2. Have been in Australian Since 2012. 
3. Have a property in Melbourne.
4. Have my immediate relatives in Melbourne. 
5. 4 year Bachelors in Computer Science (waiting for the equivalency documentation from WES). 
6. I can show sizeable amount of savings in my bank account. 

Another thing is me and my wife got separated recently, Do I need to take any documentation for that? 

Thanks


----------



## Bevdeforges (Nov 16, 2007)

Generally speaking, it is up to the employer to initiate the visa process for any foreigner they want to hire. How and whether the precise visa is mentioned in the offer letter is a matter of company policy, and most companies have legal staffs to advise them on the best way to handle each foreign hire.

It's unlikely that your employer to be would get adequate advising from an online site.

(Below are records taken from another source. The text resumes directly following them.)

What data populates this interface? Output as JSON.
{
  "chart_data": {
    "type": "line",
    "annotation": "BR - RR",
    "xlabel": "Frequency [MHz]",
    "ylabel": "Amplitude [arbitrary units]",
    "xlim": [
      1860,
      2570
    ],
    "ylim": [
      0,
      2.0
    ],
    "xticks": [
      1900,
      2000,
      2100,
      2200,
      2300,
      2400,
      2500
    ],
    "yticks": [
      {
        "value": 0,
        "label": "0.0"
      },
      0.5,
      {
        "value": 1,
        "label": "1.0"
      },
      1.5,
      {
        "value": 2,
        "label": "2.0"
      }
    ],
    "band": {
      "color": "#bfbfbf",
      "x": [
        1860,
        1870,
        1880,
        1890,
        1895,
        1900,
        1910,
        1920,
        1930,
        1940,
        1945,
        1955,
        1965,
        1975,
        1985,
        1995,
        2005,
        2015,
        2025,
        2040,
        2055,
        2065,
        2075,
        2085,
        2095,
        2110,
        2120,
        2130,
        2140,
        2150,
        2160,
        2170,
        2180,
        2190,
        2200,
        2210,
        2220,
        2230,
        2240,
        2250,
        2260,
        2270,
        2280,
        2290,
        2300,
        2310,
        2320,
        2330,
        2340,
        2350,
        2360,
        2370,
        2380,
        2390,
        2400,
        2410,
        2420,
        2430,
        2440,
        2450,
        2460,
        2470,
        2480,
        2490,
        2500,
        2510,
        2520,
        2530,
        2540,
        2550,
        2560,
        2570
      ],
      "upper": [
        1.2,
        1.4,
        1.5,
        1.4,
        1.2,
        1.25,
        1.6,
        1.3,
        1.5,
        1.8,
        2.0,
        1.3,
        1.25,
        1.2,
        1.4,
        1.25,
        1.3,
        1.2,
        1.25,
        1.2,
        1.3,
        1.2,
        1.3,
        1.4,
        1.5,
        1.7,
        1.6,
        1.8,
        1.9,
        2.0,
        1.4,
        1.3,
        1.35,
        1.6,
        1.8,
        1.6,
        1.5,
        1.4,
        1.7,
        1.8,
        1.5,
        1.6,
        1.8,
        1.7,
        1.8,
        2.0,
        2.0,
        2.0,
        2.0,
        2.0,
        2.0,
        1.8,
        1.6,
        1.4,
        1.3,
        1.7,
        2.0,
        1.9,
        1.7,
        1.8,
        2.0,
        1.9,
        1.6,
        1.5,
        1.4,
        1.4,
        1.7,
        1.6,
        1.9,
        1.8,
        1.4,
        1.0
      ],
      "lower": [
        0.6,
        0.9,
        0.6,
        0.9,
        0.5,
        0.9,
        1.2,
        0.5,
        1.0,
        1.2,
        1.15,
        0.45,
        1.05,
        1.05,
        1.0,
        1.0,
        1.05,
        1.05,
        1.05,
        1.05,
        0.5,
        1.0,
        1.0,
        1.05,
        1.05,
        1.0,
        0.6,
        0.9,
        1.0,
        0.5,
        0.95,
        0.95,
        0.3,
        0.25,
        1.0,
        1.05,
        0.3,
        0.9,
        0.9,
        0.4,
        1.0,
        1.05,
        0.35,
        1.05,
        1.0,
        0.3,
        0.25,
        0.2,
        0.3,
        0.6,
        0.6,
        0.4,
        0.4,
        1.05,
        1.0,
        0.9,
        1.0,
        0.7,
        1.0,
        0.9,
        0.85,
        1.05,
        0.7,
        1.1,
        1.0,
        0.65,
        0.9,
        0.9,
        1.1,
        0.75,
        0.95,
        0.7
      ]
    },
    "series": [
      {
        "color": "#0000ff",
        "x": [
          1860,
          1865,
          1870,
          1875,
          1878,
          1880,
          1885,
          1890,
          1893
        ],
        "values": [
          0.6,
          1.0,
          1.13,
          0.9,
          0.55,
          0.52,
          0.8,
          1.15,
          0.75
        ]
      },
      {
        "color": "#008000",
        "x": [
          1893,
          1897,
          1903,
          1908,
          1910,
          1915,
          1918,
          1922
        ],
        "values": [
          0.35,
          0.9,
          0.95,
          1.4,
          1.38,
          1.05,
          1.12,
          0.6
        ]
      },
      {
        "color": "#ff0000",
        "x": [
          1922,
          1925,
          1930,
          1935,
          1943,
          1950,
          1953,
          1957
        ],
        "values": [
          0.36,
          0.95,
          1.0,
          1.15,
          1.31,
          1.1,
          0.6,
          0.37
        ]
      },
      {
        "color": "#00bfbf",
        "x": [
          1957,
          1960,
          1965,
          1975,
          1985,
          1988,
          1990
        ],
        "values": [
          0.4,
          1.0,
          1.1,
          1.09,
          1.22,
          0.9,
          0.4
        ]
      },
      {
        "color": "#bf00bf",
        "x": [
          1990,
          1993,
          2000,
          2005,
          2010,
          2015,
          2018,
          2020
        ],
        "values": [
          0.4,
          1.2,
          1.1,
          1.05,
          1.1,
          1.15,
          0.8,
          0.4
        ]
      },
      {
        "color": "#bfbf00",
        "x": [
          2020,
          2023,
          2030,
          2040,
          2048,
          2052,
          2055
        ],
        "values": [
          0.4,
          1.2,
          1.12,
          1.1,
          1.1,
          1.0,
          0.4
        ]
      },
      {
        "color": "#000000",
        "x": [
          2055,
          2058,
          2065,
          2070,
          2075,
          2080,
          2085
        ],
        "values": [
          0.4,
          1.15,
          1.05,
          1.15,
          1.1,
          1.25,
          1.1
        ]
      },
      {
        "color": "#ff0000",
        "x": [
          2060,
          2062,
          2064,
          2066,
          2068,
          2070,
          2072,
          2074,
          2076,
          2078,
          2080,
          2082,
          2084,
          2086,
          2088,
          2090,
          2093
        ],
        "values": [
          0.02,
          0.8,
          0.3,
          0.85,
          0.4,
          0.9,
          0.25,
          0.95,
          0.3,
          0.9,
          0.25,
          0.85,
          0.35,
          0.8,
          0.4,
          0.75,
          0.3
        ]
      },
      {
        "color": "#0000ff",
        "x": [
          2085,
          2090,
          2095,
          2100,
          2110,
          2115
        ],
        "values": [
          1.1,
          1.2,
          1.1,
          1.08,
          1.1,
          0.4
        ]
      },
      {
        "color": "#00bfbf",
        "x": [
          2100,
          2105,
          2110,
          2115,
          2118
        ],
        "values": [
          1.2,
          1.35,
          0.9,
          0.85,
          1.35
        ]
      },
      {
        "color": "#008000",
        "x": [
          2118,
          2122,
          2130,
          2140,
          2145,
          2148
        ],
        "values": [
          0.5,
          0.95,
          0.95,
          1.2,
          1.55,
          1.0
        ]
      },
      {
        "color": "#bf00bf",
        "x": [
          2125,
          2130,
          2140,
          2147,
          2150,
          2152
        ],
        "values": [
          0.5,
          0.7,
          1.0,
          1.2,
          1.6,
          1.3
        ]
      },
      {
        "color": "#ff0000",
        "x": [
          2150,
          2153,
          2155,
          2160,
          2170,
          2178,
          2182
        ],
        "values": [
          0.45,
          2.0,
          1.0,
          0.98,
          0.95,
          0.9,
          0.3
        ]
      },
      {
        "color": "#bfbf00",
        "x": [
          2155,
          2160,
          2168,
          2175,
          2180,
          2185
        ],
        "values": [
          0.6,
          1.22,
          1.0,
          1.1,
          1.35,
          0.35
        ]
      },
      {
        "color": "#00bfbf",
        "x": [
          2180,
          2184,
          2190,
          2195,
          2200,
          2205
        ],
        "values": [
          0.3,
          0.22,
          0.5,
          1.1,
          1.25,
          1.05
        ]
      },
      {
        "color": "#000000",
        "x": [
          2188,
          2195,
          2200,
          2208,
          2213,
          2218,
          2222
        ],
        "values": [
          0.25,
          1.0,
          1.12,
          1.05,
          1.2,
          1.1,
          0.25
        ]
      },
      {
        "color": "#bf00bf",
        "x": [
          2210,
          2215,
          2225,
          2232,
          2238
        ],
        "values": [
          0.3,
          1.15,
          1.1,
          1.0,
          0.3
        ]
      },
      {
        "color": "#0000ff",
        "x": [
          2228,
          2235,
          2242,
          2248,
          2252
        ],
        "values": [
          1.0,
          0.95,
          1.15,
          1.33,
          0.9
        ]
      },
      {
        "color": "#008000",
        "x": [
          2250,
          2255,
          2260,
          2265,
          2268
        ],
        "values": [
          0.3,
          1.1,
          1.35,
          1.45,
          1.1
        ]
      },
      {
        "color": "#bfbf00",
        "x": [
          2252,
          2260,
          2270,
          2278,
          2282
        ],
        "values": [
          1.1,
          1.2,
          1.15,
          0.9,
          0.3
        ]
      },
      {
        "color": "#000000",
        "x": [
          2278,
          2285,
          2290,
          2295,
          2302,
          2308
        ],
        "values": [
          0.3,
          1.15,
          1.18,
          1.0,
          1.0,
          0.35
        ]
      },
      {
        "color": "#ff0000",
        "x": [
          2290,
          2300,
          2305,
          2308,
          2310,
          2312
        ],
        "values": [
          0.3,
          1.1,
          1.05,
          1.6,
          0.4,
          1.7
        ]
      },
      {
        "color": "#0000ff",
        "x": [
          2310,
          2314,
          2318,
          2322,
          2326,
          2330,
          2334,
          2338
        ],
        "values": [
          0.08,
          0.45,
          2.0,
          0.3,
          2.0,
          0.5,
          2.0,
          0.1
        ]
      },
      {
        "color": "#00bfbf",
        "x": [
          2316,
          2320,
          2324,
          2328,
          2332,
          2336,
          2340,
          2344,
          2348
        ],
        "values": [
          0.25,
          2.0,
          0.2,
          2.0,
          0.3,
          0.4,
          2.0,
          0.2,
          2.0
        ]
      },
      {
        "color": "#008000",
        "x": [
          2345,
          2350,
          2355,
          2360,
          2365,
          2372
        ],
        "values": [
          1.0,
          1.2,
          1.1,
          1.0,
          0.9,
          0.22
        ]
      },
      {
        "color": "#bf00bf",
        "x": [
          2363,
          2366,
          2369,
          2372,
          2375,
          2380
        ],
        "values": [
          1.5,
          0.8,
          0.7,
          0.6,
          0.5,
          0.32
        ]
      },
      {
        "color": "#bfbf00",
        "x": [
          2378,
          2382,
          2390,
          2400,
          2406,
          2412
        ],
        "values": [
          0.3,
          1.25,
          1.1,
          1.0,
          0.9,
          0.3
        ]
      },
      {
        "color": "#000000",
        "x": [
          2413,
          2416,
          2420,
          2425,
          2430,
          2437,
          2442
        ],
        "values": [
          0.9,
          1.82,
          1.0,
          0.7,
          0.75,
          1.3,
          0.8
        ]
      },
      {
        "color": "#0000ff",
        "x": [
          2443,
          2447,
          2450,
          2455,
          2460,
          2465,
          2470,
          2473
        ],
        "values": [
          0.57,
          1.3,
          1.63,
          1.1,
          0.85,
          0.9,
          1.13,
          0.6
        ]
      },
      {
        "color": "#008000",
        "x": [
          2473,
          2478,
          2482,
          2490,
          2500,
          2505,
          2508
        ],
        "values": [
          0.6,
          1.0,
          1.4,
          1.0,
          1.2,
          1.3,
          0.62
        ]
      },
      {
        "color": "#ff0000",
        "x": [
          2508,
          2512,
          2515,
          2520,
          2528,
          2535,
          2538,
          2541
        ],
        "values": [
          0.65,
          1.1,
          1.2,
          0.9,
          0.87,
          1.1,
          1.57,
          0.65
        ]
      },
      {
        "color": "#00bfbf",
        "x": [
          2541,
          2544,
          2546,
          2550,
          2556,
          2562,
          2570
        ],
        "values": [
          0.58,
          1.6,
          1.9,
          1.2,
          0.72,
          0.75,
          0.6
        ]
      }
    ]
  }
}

They really ought to be paying for the appropriate legal counsel if they don't have in-house attorneys to deal with immigration issues.
Cheers,
Bev


----------



## Bellthorpe (Jun 23, 2013)

Bevdeforges said:


> Generally speaking, it is up to the employer to initiate the visa process for any foreigner they want to hire.


True. But for a simple visa such as an E-3, the _employer_ has only to send the _employee_ the LCA, and the offer letter.

The _employee_ fills out an online form, makes an appointment, and rocks up with both of those two documents, evidence of education (and possibly ties to Australia) and that's about that. 

When my wife and I applied for E-3 visas the interview took about a minute. Nature of job? How long have you been married? And to me "do you ride a motorcycle"? I answered that I used to, and he asked a supplementary question. "Were you in a gang"? I lied and said no, and that was that. "Visas approved, you'll have them in three days".


----------